In this thesis, the previously mentioned topics will be presented in the following order: Chapter 2 will provide the general principles underlying QSAR approaches. The methods used in our studies (RNN and MLR) will be described in detail, with a deeper insight on the RNN technique.

In chapter 3, the characteristics and possibilities of the structured representation used in the RNN method will be discussed by comparing experiments on data sets with different molecular structural characteristics. The studied properties involve the Tm of pyridinium

bromides and the Tg of poly(meth)acrylates.
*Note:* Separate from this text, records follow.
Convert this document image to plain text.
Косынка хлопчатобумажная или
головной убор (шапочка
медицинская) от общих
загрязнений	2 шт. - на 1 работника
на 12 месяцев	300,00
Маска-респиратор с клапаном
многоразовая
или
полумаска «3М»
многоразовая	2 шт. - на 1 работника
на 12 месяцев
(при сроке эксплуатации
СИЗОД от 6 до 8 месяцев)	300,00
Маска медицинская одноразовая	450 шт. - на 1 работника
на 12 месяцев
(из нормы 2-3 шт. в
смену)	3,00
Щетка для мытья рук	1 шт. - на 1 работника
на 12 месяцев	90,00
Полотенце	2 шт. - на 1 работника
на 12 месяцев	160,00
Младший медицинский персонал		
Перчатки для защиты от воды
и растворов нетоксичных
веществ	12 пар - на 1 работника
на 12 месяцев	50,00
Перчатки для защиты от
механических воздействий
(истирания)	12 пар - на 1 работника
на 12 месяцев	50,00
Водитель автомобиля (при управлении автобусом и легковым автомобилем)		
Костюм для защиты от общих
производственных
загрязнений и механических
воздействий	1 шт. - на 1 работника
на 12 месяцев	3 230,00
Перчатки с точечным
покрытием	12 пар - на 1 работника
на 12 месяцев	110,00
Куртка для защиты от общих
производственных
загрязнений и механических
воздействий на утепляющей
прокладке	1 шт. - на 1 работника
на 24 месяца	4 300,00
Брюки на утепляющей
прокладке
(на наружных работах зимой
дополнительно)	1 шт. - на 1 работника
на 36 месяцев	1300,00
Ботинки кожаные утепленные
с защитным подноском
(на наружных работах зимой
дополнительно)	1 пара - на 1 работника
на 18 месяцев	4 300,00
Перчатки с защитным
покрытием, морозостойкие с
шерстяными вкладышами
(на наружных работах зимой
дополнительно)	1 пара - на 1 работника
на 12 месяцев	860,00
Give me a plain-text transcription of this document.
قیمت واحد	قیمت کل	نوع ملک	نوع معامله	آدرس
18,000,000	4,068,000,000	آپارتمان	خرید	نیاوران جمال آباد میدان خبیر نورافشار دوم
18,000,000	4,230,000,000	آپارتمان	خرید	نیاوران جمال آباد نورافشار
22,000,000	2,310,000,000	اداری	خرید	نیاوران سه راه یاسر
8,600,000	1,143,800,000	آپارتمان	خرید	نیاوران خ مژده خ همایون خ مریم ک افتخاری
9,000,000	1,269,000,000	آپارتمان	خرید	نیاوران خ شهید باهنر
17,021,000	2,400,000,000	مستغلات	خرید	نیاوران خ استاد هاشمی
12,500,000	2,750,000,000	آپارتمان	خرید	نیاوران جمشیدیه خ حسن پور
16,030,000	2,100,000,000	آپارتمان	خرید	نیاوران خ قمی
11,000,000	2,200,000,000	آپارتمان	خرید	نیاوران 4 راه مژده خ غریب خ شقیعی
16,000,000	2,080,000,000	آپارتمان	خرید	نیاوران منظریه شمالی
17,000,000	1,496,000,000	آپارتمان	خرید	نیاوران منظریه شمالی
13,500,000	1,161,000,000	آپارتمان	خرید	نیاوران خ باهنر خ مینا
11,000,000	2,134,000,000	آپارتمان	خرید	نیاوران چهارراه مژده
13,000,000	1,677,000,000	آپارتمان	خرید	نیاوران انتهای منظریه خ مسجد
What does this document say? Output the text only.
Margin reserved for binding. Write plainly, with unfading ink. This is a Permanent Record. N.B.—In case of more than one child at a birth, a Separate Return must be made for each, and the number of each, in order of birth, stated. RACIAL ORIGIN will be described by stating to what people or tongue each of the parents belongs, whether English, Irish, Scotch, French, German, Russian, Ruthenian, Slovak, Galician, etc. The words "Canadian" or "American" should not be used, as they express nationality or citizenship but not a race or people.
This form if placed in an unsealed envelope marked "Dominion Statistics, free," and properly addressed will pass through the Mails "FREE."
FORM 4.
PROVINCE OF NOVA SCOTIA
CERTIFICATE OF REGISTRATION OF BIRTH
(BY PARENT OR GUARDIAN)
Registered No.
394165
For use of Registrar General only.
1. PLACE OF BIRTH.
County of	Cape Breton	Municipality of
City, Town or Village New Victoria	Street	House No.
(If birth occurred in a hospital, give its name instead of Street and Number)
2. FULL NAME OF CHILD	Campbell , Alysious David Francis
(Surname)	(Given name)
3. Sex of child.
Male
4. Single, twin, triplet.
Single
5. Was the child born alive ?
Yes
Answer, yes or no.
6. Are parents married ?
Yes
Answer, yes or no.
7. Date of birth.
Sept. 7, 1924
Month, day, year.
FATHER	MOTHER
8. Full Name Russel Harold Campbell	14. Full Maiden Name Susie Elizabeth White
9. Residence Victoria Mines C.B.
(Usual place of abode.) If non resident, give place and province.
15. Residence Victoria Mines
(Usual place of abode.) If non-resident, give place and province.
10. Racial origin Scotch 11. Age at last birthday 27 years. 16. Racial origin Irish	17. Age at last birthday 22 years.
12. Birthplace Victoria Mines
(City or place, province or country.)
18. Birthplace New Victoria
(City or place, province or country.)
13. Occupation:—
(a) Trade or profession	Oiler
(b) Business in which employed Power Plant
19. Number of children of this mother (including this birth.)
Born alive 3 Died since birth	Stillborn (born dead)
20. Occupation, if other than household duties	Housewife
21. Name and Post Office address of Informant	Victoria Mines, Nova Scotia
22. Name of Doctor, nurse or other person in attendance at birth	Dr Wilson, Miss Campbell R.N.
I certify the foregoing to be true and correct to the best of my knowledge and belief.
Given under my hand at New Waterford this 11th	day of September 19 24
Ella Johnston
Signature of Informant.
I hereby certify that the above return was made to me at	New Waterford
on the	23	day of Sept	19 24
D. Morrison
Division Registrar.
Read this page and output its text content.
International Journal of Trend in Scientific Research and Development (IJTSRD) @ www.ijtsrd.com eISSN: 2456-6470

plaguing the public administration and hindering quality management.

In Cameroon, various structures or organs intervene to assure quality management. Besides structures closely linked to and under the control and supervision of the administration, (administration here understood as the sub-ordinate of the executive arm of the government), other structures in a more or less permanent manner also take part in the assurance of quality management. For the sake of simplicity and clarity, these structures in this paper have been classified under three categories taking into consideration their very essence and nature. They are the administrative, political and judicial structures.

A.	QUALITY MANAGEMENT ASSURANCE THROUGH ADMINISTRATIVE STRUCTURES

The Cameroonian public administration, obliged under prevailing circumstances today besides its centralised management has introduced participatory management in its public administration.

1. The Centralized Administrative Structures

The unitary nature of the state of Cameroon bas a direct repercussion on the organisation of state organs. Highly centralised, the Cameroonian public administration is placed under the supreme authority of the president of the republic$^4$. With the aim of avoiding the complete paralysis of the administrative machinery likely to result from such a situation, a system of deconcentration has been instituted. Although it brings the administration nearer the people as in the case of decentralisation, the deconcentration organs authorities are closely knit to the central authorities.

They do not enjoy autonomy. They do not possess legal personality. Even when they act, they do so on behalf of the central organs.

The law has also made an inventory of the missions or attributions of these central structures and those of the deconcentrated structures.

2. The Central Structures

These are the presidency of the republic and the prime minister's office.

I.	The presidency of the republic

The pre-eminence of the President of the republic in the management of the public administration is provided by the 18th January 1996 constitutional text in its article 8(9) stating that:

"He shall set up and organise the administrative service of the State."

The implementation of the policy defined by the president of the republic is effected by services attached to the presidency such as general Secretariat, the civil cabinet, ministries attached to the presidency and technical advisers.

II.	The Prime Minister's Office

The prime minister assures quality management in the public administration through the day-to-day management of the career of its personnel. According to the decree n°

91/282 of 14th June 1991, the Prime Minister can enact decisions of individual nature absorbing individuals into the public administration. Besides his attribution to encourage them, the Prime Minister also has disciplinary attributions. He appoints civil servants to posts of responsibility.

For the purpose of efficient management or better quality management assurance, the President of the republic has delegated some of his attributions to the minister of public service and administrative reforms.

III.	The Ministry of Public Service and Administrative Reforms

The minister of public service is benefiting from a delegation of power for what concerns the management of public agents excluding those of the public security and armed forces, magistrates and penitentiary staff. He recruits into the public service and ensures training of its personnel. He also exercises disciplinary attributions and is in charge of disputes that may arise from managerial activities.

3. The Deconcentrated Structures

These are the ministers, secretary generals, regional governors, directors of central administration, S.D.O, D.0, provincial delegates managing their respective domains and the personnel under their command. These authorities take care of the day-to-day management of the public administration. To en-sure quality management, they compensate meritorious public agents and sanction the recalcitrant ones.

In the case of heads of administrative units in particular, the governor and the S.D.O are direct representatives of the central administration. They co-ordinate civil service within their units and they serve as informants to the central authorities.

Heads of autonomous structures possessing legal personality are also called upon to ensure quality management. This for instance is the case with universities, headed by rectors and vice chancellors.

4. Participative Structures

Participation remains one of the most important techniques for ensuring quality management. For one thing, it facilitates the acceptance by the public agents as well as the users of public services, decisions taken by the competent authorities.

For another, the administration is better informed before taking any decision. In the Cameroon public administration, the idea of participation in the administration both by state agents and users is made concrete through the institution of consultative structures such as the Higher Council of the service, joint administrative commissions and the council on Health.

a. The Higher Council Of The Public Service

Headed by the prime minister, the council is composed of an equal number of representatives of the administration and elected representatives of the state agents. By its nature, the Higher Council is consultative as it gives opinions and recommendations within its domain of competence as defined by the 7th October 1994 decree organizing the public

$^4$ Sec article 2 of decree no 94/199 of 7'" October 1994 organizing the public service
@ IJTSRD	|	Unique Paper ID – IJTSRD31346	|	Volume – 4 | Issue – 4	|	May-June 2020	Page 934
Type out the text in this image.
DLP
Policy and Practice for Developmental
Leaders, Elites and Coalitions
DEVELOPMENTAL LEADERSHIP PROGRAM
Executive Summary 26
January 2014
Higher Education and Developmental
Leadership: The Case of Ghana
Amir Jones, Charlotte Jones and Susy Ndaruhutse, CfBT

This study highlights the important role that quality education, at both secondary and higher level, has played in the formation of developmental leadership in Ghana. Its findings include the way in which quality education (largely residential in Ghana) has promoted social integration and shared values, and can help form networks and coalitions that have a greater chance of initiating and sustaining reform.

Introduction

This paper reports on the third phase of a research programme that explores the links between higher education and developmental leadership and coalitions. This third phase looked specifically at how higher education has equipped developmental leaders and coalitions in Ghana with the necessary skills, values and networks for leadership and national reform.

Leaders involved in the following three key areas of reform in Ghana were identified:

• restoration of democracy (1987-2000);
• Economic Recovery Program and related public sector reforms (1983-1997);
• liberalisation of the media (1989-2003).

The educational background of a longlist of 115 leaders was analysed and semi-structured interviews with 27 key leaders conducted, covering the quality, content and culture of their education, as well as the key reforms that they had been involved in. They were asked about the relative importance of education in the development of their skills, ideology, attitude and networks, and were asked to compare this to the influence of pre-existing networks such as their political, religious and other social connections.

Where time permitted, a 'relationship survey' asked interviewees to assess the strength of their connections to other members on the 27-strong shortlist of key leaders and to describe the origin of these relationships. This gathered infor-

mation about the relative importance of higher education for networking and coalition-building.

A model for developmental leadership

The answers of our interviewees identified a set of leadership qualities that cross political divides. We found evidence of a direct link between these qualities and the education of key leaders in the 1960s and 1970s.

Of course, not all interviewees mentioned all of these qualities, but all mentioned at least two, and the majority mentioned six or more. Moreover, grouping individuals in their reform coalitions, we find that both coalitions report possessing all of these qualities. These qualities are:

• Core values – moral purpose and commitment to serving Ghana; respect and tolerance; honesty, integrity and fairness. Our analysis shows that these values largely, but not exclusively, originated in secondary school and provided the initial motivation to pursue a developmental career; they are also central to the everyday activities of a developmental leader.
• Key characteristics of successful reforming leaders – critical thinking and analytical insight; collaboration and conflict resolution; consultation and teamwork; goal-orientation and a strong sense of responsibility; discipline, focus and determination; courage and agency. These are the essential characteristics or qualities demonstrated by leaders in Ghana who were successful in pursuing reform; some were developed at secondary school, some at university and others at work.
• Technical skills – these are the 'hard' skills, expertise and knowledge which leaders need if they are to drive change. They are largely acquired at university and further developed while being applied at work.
Chapter 4 will focus on the prediction of the glass transition temperature of polymers. A wide background of the previous methods will be presented and the RNN-QSAR will be applied to data sets containing the Tg’s of (meth)acrylic copolymers, either alone or

intermixed with homopolymers. The results will be fully explained and commented. Chapter 5 will concern the application of QSAR analysis to the toxicological field, also named QSTR. Two problems will be tackled with the RNN-QSTR method: the Growth Impairment Concentration (IGC50) of a set of substituted phenols towards the ciliate

Tetrahymena pyriformis and the Lethal Concentration (LC50) of a set of substituted

benzenes on fathead minnow (Pimephales promelas). The second problem will also be investigated by means of the MLR method and its results will be compared with those obtained by RNN.